The Aerodynamic Characteristics Investigation on NACA 0012 Airfoil with Owl’s Wing Serrations for Future Air Vehicle

Abstract

Owls have an incredibly unique ability to fly in silence, and this ability has significant potential to reduce noise pollution from aircraft engines. For decades, researchers have been studying the noise abatement system in conventional aircraft, but only a few of them had looked into the owl’s ability to reduce the aircraft noise level, especially on the serrated wing.

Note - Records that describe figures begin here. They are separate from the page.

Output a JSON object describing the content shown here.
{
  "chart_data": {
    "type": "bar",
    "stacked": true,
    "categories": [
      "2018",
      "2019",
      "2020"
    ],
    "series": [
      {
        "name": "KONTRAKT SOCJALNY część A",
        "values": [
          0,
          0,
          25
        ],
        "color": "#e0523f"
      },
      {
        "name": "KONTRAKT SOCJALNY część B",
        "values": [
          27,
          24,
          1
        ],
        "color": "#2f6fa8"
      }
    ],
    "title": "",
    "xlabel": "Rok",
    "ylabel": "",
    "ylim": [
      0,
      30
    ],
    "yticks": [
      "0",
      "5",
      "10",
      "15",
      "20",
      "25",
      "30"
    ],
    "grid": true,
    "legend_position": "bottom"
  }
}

The present study aims to investigate the lift and drag coefficient of the serrated wings including leading-edge serrations, trailing-edge serrations, both-edge serrations, and the original/baseline wing model from the NACA 0012 airfoil. The experimental testing was performed in a wind tunnel at Reynolds numbers of 20,000 and 40,000 and angle of attack from 2° to 30°, in 2° angle intervals. In general, the results showed that each wing model produced a similar lift and drag coefficient profiles, which were proportional to the angle of attack. At Reynolds number of 40,000, the lift coefficient increases from 0.45 to 1.5, as the angle of attack increases from 2° to 24°. Afterward, it decreased as the angle of attack exceeded 24°. According to the data, the trailing-edge serrations model showed the lowest drag coefficient at a Reynolds number of 40,000. Meanwhile, the highest lift coefficient at Reynolds number of 40,000 had been produced by the baseline wing model. This result is beneficial in reducing the noise generation produced by wing structure and at the same time enhancing aerodynamic efficiency.